Debalic wrote:
Last time I was in a Starbucks, I sat with my laptop out, charging, using the wi-fi and making phone calls for around an hour, without buying anything, without being approached or harassed. Perhaps the manager on duty that day got fired for not insisting I make a purchase.
It's hard to find anything resembling a detailed timeline of the event, but from bits and pieces, it appears that they had been sitting in the Starbucks for at least two hours without purchasing anything. One of them asked to use the restroom at that point and was refused because they had been sitting there for so long not buying anything. It was after that point that the issue escalated (and we have no direct evidence of what was said or done between them and the store manager). At some point, the manager asked them to leave and they refused. After that point, she called the police and reported this. The police arrived some time later and they asked the men to leave, not once, not twice, but three times. They gave them ample warnings and opportunities to avoid being arrested and made it clear that the consequence of not leaving would be arrest (which the cops, despite some claims to the contrary, really do have no choice in at that point). The one firm bit of timeline that I could find is that it was
over an hour between when the manager called the cops and they arrived on the scene. This was clearly not a case of a couple guys hanging out for a short period of time before ordering their drinks.

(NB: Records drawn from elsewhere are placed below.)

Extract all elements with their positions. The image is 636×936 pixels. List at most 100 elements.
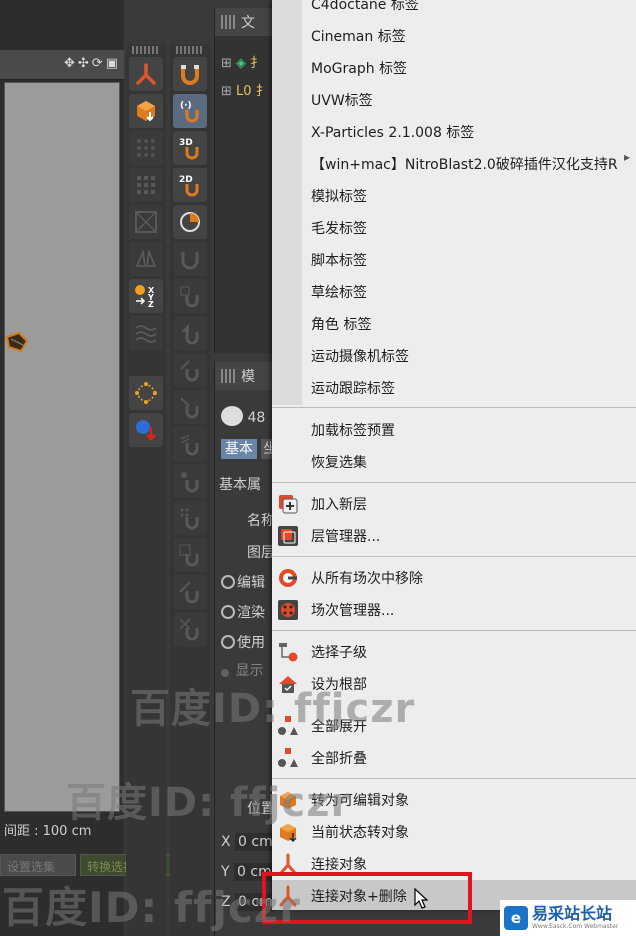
menu-item-label: 全部折叠: [311, 751, 367, 767]
radio-render-label: 渲染: [237, 605, 265, 621]
rotate-icon[interactable]: ⟳: [92, 56, 103, 71]
svg-text:(·): (·): [180, 101, 192, 111]
menu-item-tag[interactable]: UVW标签: [272, 84, 636, 116]
menu-item-label: 草绘标签: [311, 285, 367, 301]
menu-item-tag[interactable]: C4doctane 标签: [272, 0, 636, 20]
mirror-icon[interactable]: [129, 242, 163, 276]
snap-option-5-icon[interactable]: [173, 390, 207, 424]
object-row-label[interactable]: 扌: [250, 56, 263, 71]
watermark-text: 百度ID: ffjczr: [2, 883, 301, 932]
menu-item-tag[interactable]: 毛发标签: [272, 212, 636, 244]
objects-panel-title[interactable]: 文: [241, 12, 255, 32]
menu-item-take-manager[interactable]: 场次管理器...: [272, 594, 636, 626]
field-layer-label: 图层: [247, 545, 275, 561]
menu-item-tag[interactable]: Cineman 标签: [272, 20, 636, 52]
menu-item-tag[interactable]: X-Particles 2.1.008 标签: [272, 116, 636, 148]
attributes-panel-title[interactable]: 模: [241, 366, 255, 386]
menu-item-label: 恢复选集: [311, 455, 367, 471]
move-icon[interactable]: ✥: [64, 56, 75, 71]
menu-item-select-children[interactable]: 选择子级: [272, 636, 636, 668]
xyz-axis-icon[interactable]: XYZ: [129, 279, 163, 313]
watermark-text: 百度ID: ffjczr: [66, 780, 352, 826]
menu-item-label: Cineman 标签: [311, 29, 406, 45]
radio-render[interactable]: 渲染: [221, 602, 265, 622]
snap-option-2-icon[interactable]: [173, 279, 207, 313]
menu-item-label: 脚本标签: [311, 253, 367, 269]
watermark-text: 百度ID: ffjczr: [130, 686, 416, 732]
object-count: 48: [247, 410, 266, 426]
reset-selection-button[interactable]: 设置选集: [0, 854, 76, 876]
snap-angle-icon[interactable]: [173, 205, 207, 239]
menu-item-restore-selection[interactable]: 恢复选集: [272, 446, 636, 478]
snap-option-3-icon[interactable]: [173, 316, 207, 350]
site-logo-subtitle: Www.Easck.Com Webmaster: [532, 923, 619, 930]
menu-item-label: 加载标签预置: [311, 423, 395, 439]
menu-item-layer-manager[interactable]: 层管理器...: [272, 520, 636, 552]
snap-2d-icon[interactable]: 2D: [173, 168, 207, 202]
cube-down-icon[interactable]: [129, 94, 163, 128]
svg-text:Z: Z: [148, 300, 154, 309]
viewport-nav-icons: ✥ ✣ ⟳ ▣: [64, 56, 118, 71]
menu-item-label: 连接对象: [311, 857, 367, 873]
take-manager-icon: [276, 598, 300, 622]
frame-icon[interactable]: [129, 205, 163, 239]
tree-expand-icon[interactable]: ⊞: [221, 84, 232, 99]
object-row[interactable]: ⊞ ◈ 扌: [221, 52, 263, 71]
menu-item-add-new-layer[interactable]: 加入新层: [272, 488, 636, 520]
snap-option-10-icon[interactable]: [173, 575, 207, 609]
attr-object-summary: 48: [221, 406, 265, 426]
grid-points-icon[interactable]: [129, 131, 163, 165]
menu-item-tag[interactable]: 运动摄像机标签: [272, 340, 636, 372]
menu-item-tag[interactable]: MoGraph 标签: [272, 52, 636, 84]
connect-tool-icon[interactable]: [129, 57, 163, 91]
menu-item-label: 毛发标签: [311, 221, 367, 237]
snap-option-8-icon[interactable]: [173, 501, 207, 535]
radio-edit[interactable]: 编辑: [221, 572, 265, 592]
drop-to-floor-icon[interactable]: [129, 413, 163, 447]
snap-option-6-icon[interactable]: [173, 427, 207, 461]
object-row[interactable]: ⊞ L0 扌: [221, 80, 269, 99]
snap-option-11-icon[interactable]: [173, 612, 207, 646]
grid-dots-icon[interactable]: [129, 168, 163, 202]
viewport-canvas[interactable]: [4, 82, 120, 812]
toolbar-grip[interactable]: [176, 46, 204, 54]
move-vertical-icon[interactable]: ✣: [78, 56, 89, 71]
tab-basic[interactable]: 基本: [221, 439, 257, 459]
maximize-icon[interactable]: ▣: [106, 56, 118, 71]
panel-grip-icon[interactable]: [221, 369, 235, 383]
snap-3d-icon[interactable]: 3D: [173, 131, 207, 165]
menu-item-tag[interactable]: 模拟标签: [272, 180, 636, 212]
menu-item-label: MoGraph 标签: [311, 61, 408, 77]
menu-item-load-tag-preset[interactable]: 加载标签预置: [272, 414, 636, 446]
snap-magnet-icon[interactable]: (·): [173, 94, 207, 128]
menu-item-tag[interactable]: 草绘标签: [272, 276, 636, 308]
coord-x-input[interactable]: 0 cm: [235, 833, 276, 851]
menu-item-tag[interactable]: 运动跟踪标签: [272, 372, 636, 404]
menu-item-tag[interactable]: 脚本标签: [272, 244, 636, 276]
viewport-object-shape[interactable]: [5, 331, 29, 353]
snap-option-7-icon[interactable]: [173, 464, 207, 498]
wave-grid-icon[interactable]: [129, 316, 163, 350]
menu-item-tag[interactable]: 【win+mac】NitroBlast2.0破碎插件汉化支持R: [272, 148, 636, 180]
magnet-icon[interactable]: [173, 57, 207, 91]
panel-grip-icon[interactable]: [221, 15, 235, 29]
collapse-all-icon: [276, 746, 300, 770]
toolbar-grip[interactable]: [132, 46, 160, 54]
tree-expand-icon[interactable]: ⊞: [221, 56, 232, 71]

Here's the deal. We can speculate all day long about whether a pair of white men in the exact same situation would have been noticed if hanging out at that Starbucks for that same period of time without buying anything. We can recount cases where this person or that person at some random Starbucks did this or that and didn't get asked to leave. That's all meaningless though. Unless you know for a fact that that exact manager at that exact Starbucks allows white people to do exactly what these men were doing, for exactly that length of time, and would have allowed them to use the restroom, and not asked them to purchase something or leave, and would have responded to whatever exact verbal exchange took place in a completely different manner, which would not have led to her calling the police, then you cannot actually insist that this had anything at all to do with race. I mean, you *can*, but you'd be engaging in your own racial bias at that point.
Again. Not buying it. IMO there is far more racial bias in the assumptions about the event than in the actions of the store manager. Everyone focuses on the drama of the events after the police arrive, but seem to ignore the series of events that lead up to that point. That was the avoidable part of this, and it was 100% avoidable by the two men.